― 旧朝香宮邸、「サンルーム」を仰ぐ.現在は東京都庭園美術館 ―
■先週のある平日都内に遊びに行く。東京都庭園美術館の『―ロシア構成主義のまなざし―』、東郷育児美術館の『モーリス・ユトリロ展』を観て、上野アメ横の大津屋に行きスパイスを買って帰った。昼は目黒のスペイン料理屋に行った。
▼アール・デコの館でロシア構成主義
東京都庭園美術館の旧朝香宮邸はアール・デコ様式の建物として有名(⇒wiki)。そもそも豪華な御屋敷ではあるが、美術品の展覧会には少し不向き。ひとつひとつの部屋の空間が十分でなく、作品群と観客とで少し圧迫感がある。
前に来た時は3階(?)の「サンルーム」へは入ることができたが、この日は閉鎖されていた。庭にはバラが植えられていて、外からサンルームを見たのが上記画像。
そのアール・デコの館で「ロシア構成主義」。
華族の館でソヴィエト芸術家の展覧会とはこれいかに?ということは、実は、ない。宮様は当時のヨーロッパの唯美的先端モダニズムを摂取し、一方、ロシア構成主義も社会の産業化を背景としたモダニズムの展開。なにせ朝香宮とロトチェンコとはすれちがっていた可能性がある。
朝香宮邸は1933年に建てられた。1916-1921年頃にはすでにロトチェンコはロシア・アヴァンギャルド展覧会で活動していた。朝香宮鳩彦王がアール・デコ博覧会に行ったのが1925年。一方のロトチェンコ。「ロトチェンコはこの展覧会に、「労働者クラブ」のための家具デザインを発表しました」(展覧会の解説文より)。 さらには本人自らボルシェビキ政権の使節として展覧会場に出仕。朝香宮鳩彦王はロトチェンコ作品をみたはずだし、ロトチェンコの姿も目に入っていたかもしれない。(解説パンフ→pdf 2MB注意)

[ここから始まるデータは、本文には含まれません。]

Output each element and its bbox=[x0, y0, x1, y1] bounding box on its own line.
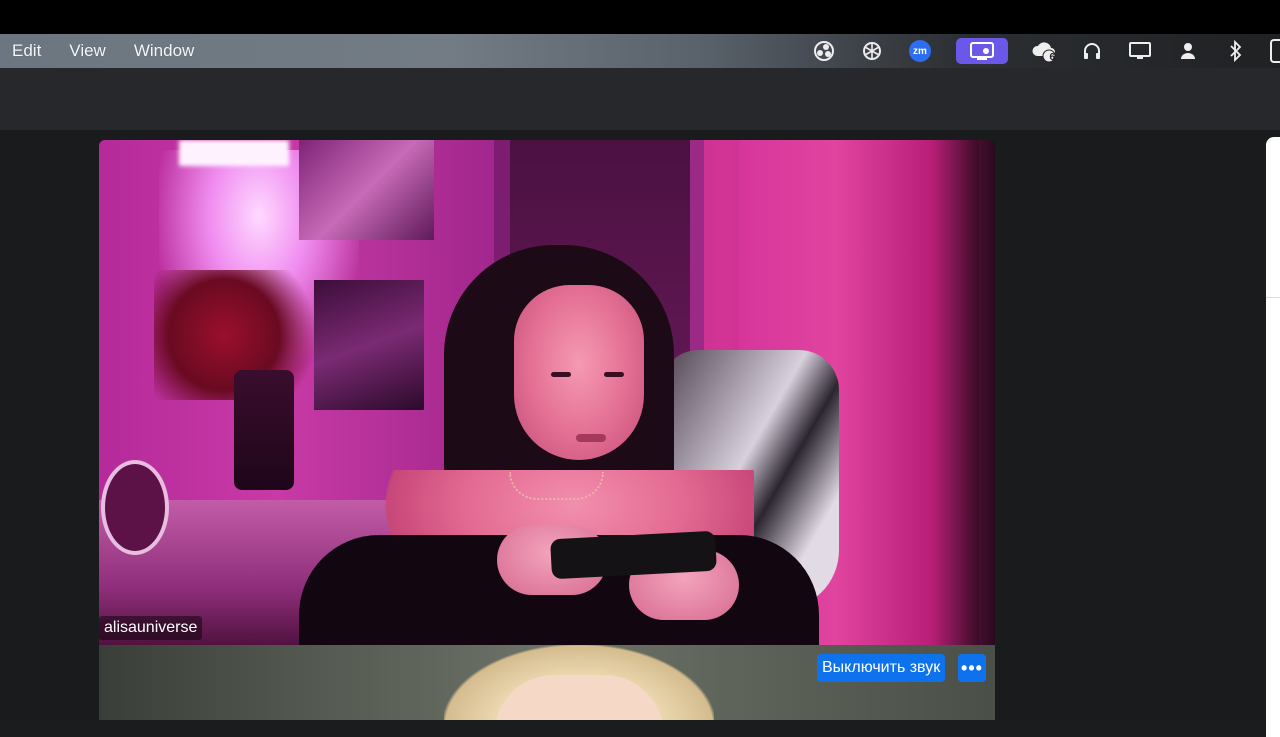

この頃の日本の巷の状況を示した興味深いブログ記事⇒戦時中の日本の博覧会・イベントポスター(1920年代から1940年代) 。こういう時代だったんだねぇ。
1930年代問題だ。ロトチェンコがとデザインした作業着はナチスに似合いそうだし、なにしろ、ロトチェンコ自身の容貌とファッションがムッソリーニっぽい。
それにしても、ロトチェンコが幾何学的デザイン、即物的実用デザインにいったのはソヴィエトという状況のせいなんでしょうか? 唯美的な絵を描いているとシベリアに送られそうになると危惧したんでしょうか? conservative(地味)なおいらが好きなのは『二人の人物』。図録の色合いと本物とは違う。本物はとてもきれい;
▼非主流派?の宮様たち、あるいは強硬な本土決戦主義者
今この記事のためにwikiを読んでいたらいろいろ面白いことが書いてあった。
1. 非主流派宮様の系譜
このアール・デコの館を建てた朝香宮鳩彦王(あさかのみややすひこおう)は、1922-1926(?)年にフランスに滞在。この時、自動車事故で同乗していた北白川宮成久王が死亡。北白川宮成久王の父親は北白川宮能久親王。幕末維新で奥羽越列藩同盟に「天皇」として担がれた。明治になって宮様(⇒拙記事・馬上宮様; 「大日本帝国貴顕御肖像」解読 )。一方、朝香宮家もおもしろく、朝香宮鳩彦王の父親は久邇宮朝彦親王。どんな人かというと;
・さらに尊融親王(のちの久邇宮朝彦親王)は京都守護職を務める会津藩やこの時期会津藩と友好関係にあった薩摩藩と手を結び、急進的な倒幕と攘夷決行を唱える長州派公卿と長州藩を京から排除しようとし、彼らを嫌い幕府を信頼していた孝明天皇から内意を引き出し、八月十八日の政変を行う。
・明治8年(1875 年)、新たに久邇宮家を創設。維新前後の経緯から新政府の中枢には入らず、また東京へ移住することもなかったが、公家社会に隠然たる勢力を保ち伊勢神宮の祭主を務めるなどした。 (wiki)
つまりは、薩長クーデター派ではない宮様の系統なのだ。
2.本土決戦派・朝香宮鳩彦王
こんな瀟洒な御屋敷に住んでいても、殿下は本土決戦派だったとのこと;
・帰国後は、近衛師団長、軍事参議官、上海派遣軍司令官などを歴任し階級は陸軍大将に進んだ。第二次世界大戦終盤においては、終始強硬な主戦論者として本土決戦に備えた陸海軍統合(統帥一元化)を主張・力説していた。wiki
(それにしても、朝香宮鳩彦元王がpassed away したのが 1981年。すでに、~~あ~わちきの鯉は~南の風に乗って走ってしまっていたんだよ~[過去完了]、おいら、ものごころついてるよ。今思うと、結構「最近」じゃん 。殿下のインタビュー記録とかないのかね? ソヴィエトにしびれました、とか。 朝香宮邸には書斎というからっぽの什器と空間があるのだけど、どんな本を殿下が持っていたかって関係者は知ってるんだろう! やっぱ、国家機密なんだろうね。エロ本より恥ずかしい本もあったはずだから(アカ本)。参謀本部―ソビエトというラインに朝香宮鳩彦さんは一枚かんでいる、あるいは、”巻き込まれている”とおいらは邪推的ににらんでいる。接点は:アール・デコ博覧会:ソヴィエトっていけてるじゃん!:陸軍参謀本部―ソビエトというライン:本土決戦。)
仮説度130% !!!。
●新宿のユトリロ展に行く。
【特別展】 モーリス・ユトリロ展 -パリを愛した孤独な画家-
新宿でも高踏派。
・なぜ、名画は高層階で展示されるのか? 酸素濃度が低くて、ボーっとしてしまう効果を狙っているのだろうか? 参考拙記事→栄華の巷低く見て、あるいは、ターナー展
■上野、アメ横のスパイス・豆の専門店、大津屋に行く;おいらは、絶対、路地裏派!
アメ横 大津屋
少しだけチャンドニーチョークっぽいアメ横。